According to the blow-by gas reduction device of the present embodiment, the following effects can be achieved.
(1) In the present embodiment, when the PCV valve 54 is in a low temperature state, that is, because the resistance to driving of the PCV valve 54 is excessively large, the valve 54 has not reached the reference position in the learning control. Nevertheless, execution of learning control is prohibited when there is a high possibility that it is determined that the drive position is at the reference position. Therefore, the frequency with which the learning of the opening degree of the PCV valve 54 is erroneously performed can be reduced.

  (2) In this embodiment, the reference position of the PCV valve 54 in the learning control is set to the fully closed position. As a result, even if a large amount of blow-by gas is present in the crank chamber 32 during the execution of the learning control, it is prevented from being supplied to the intake passage 49 at once through the operation of the PCV valve 54 for learning. can do.

  (3) In this embodiment, when it is estimated that the PCV valve 54 is in a low temperature state, the drive of the valve 54 is prohibited and the ventilation opening VB is maintained at the current size. Thereby, since the ventilation opening degree VB is not changed under a situation where there is a high possibility that the actuator 55 does not operate properly, it is possible to suppress the opening degree control value VBC from greatly deviating from the actual opening degree value VBR. it can.

(Second Embodiment)
A second embodiment in which the blow-by gas reduction device for an internal combustion engine of the present invention is embodied as a blow-by gas reduction device for a port injection internal combustion engine will be described.

  In this embodiment, instead of the drive control of the first embodiment in which the opening degree control value VBC of the PCV valve 54 is managed based on the command value for the actuator 55, the output of the opening degree sensor that detects the opening degree actual value VBR. The drive control for managing the opening control value VBC based on the above is adopted. Further, in accordance with the change in the structure of the drive control, the following structure of learning control is adopted in place of the learning control of the first embodiment in which the reference position of the PCV valve 54 is confirmed based on the stepping motor de-entering. . That is, the output of the opening sensor is driven in a state in which a command to drive the PCV valve 54 further toward the valve closing side than the fully closed position that is the reference position is continuously given to the actuator 55. It is confirmed that the PCV valve 54 has reached the reference position on the basis of a shift from one indicating a change in position to the valve closing side to one indicating a state where there is no change in drive position.

  Further, as the reference position of the PCV valve 54 is confirmed in this manner, the actuator 55 is not limited to a stepping motor, and an appropriate one can be adopted. Therefore, a DC motor is used as the actuator 55 here. ing. Except for these points, the same configuration as that of the first embodiment is adopted, and thus description of common parts is omitted.
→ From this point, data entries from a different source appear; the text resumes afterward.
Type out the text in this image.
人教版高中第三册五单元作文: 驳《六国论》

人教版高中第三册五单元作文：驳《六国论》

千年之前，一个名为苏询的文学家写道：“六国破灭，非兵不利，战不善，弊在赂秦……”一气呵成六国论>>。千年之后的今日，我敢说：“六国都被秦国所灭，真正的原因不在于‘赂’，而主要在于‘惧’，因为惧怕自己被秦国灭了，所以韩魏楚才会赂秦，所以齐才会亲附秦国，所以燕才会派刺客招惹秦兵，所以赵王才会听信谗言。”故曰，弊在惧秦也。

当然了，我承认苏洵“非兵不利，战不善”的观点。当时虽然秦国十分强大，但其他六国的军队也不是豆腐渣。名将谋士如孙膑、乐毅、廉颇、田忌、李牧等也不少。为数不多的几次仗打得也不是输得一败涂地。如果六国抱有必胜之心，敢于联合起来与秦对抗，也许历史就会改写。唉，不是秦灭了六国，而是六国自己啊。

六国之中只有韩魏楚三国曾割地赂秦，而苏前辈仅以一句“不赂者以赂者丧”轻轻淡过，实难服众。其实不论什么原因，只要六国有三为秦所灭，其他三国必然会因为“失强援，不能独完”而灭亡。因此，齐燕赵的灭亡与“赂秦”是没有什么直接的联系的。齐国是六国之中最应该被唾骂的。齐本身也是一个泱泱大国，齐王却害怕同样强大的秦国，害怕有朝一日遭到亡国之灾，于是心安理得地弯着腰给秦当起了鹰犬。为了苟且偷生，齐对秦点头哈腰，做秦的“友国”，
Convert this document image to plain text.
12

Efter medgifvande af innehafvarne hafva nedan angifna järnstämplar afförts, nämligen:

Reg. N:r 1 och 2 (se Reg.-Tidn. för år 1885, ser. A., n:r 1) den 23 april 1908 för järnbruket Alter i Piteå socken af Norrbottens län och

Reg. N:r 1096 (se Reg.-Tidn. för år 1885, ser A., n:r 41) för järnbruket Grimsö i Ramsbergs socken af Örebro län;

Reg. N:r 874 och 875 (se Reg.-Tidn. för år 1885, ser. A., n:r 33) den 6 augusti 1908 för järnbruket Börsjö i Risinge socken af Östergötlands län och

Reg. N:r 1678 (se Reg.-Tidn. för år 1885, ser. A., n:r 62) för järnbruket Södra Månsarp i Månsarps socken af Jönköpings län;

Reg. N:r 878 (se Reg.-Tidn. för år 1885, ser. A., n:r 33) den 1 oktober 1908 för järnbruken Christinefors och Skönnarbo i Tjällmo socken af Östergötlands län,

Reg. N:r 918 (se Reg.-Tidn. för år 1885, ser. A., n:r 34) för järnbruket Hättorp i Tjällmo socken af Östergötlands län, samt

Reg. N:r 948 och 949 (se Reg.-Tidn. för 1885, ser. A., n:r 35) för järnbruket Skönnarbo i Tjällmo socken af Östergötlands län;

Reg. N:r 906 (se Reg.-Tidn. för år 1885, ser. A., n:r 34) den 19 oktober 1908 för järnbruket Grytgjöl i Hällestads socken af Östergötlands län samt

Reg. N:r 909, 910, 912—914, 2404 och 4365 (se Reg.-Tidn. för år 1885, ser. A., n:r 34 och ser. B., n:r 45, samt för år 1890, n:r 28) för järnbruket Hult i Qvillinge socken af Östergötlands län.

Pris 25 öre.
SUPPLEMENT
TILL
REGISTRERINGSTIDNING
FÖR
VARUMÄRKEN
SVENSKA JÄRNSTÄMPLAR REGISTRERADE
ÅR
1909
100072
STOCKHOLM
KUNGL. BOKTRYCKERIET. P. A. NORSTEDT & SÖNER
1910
Hereinafter, details of drive control and learning control of the PCV valve 54 will be described.
In the drive control, as described above, the opening control value VBC grasped by the electronic control unit 60 is managed based on the output of the opening sensor that monitors the opening actual value VBR that is the actual driving position of the PCV valve 54. Like to do. That is, the opening degree control value VBC is made to follow the change in the actual opening degree value VBR by setting the ventilation opening degree VB obtained based on the output of the opening degree sensor as the opening degree control value VBC at that time.

  As described above, in the drive control of the PCV valve 54, the correspondence between the opening control value VBC and the actual opening value VBR is attempted, but the opening control value VBC is set to a value different from the actual opening value VBR. The situation may arise. For example, when the opening sensor enters an output state that does not correspond to the actual drive position of the PCV valve 54 due to aging or the like, the actual opening position value VBR and the opening control value VBC are caused by this. Deviation occurs.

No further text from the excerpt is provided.